The general price level aggregates away a vital factor: the relative structure of prices.
Error Four — the aggregate quantities of goods and services sold
Since the sum of price times quantity for every individual transaction is not available, the authorities must use the “aggregate quantity of goods and services sold”. This is nonsense: the quantities to be added together are incompatible. It makes no sense to add a kilogram of potatoes to a kilogram of copper to a litre of petrol to a day’s software consultancy to a 30-second television advert.
The aggregate quantity of goods and services sold is an impossible sum.
Error Five — the equation is no more than a tautology
Consider this, if I buy 10 copies of Adam Smith’s Wealth of Nations from a printing company for 7 monetary units (or MU), an exchange has been made: I gave up 7 MU’s to the printer, and the printer transferred 10 sets of printed works to me. The error that the mainstream make is that “10 sets of printed works have been regarded as equal to 7 MU, and this fact may be expressed thus: 7 MU = 10 printed works multiplied by 0.7 MU per set of printed works.” But equality is not self-evident.
There is never any equality of values on the part of the two participants in exchange. The assumption that an exchange presumes some sort of equality has been a delusion of economic theory for many centuries. We only exchange if each party thinks he is getting something of greater value from the other party than he has already. If there was equality in value, no exchange would happen! Value is subjective and utility is marginal: each party values the other’s goods or services more highly than their own.
Thus, while the mainstream believe that there is a causal link between the “money side” of the equation and the “value of goods and services side”, it is just a tautology from which no economic knowledge can be gained. All we are saying, if the Quantity Theory holds, is that “7 MU’s = 10 sets of printed works X 0.7 MU’s per set of printed works”: in other words, “7 MU = 7 MU”. Thus what is paid is what is received. This is like announcing to the world that you have discovered the fabulous fact that 2=2.
The mechanistic Quantity Theory of Money is not a causal relation but a tautology.
The mechanistic Quantity Theory only provides us with a tautology and every term of “MV = PT” is seriously flawed. Public policy should not rest on the foundation of this bad science.
If the money supply contracts as it has done so spectacularly since late 2008 (see the chart above), you will have less goods and services supporting less economic activity. This for sure is bad. We now have less money and less exchanging of real goods and services for other real goods and services.
The only way to get more goods and services offered for exchange is if entrepreneurs get hold of their factors of production — land, labour and capital — and reorganise them to meet the new demands of the consumers in a more efficient way than before. The only thing that the government can do is to make sure it provides as little regulatory burden as possible and the lightest tax regime that it can run in order to allow entrepreneurs to facilitate this correction.

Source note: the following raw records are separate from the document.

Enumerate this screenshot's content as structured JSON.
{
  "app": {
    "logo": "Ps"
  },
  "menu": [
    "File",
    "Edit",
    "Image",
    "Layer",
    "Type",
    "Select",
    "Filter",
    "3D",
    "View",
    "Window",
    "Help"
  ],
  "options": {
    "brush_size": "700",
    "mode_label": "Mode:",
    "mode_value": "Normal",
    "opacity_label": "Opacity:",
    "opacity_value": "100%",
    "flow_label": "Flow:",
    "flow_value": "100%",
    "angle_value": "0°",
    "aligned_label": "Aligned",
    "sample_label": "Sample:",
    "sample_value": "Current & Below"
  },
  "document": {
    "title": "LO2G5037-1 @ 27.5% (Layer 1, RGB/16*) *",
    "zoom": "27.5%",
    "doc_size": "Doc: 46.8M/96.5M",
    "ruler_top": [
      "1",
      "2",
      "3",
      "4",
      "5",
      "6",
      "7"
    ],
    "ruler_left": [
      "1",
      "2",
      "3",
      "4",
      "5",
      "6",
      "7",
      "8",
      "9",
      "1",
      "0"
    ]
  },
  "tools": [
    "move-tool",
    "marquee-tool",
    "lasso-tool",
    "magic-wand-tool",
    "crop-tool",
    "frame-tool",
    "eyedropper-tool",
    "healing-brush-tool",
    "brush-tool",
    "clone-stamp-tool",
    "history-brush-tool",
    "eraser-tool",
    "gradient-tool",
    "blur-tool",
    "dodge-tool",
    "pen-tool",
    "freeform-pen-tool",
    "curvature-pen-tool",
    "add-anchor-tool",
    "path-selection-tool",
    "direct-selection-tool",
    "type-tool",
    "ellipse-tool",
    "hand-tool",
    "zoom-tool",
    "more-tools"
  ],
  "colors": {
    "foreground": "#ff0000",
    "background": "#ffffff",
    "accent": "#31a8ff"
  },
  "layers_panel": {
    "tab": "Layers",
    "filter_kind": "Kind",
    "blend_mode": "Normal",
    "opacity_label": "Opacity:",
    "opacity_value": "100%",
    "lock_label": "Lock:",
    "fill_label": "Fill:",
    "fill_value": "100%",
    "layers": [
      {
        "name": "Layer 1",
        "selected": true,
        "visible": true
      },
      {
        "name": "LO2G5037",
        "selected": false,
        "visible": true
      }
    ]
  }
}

Certainly in my business of the supply of fish and meat to the food service sector — www.directseafoods.co.uk — I have never witnessed such an abrupt change in consumption patterns as people have traded down from more expensive species and cuts to less expensive ones. Thus I have to reorganise my offer to my customers and potential customers. No amount of fiddling about with the level of newly minted money in the economy will help this reorganisation of my factors of production: they need to be retuned to the new needs and desires of my customers.
Quantitative easing, as I have said before, is firmly based on a belief in the so called “internal truths” held in the Quantity Theory of Money. I hope any reader can see that this belief is based on very faulty logic. Bad logic gives us bad policy. A policy of QE says that because the velocity of circulation has fallen, we can print newly minted money, out of thin air, at the touch of a computer key, and create more demand for the exchange of goods and services.
Money has been historically rooted in gold and silver because these cannot “vanish” overnight as we are seeing under our present state monopoly of money — fiat money, money by decree, i.e. bits of paper we are forced to use as legal tender. Remember, since 1971 when Nixon broke the gold link, money is just bits of paper, notwithstanding a promise to pay the bearer on demand. In the near future, this will no doubt remain the case. Indeed, anyone who dares to mention that the final good, for which all goods exchange, should be a real good that is scarce (hard to manipulate it, hard to destroy it) unlike paper and electronic journal entries (easy to manipulate, easy to destroy) is considered a lunatic!
On a point of history, it is worthwhile remembering that, as we have mentioned here, the 1844 Peel Act did remove the banks’ practice of issuing promissory notes (paper money) over and above their reserves of gold (the most marketable commodity i.e. money) as this was causing bank runs, “panic”, boom and bust. They did not resolve the issues of demand deposits to be drawn by cheque. Both features allow banks to issue new money — i.e. certificates that have no prior production of useful economic activity such as our printer printing books or my selling of meat and fish — while retaining real money — claims to the printing of books and selling of my meat and fish — only to a percentage of the deposited money, i.e. the Reserve Requirement of the bank. In the UK, there is no Reserve Requirement anymore as far as I am aware, hence banks going for massive levels of leverage. It is no surprise that the house of cards has fallen down.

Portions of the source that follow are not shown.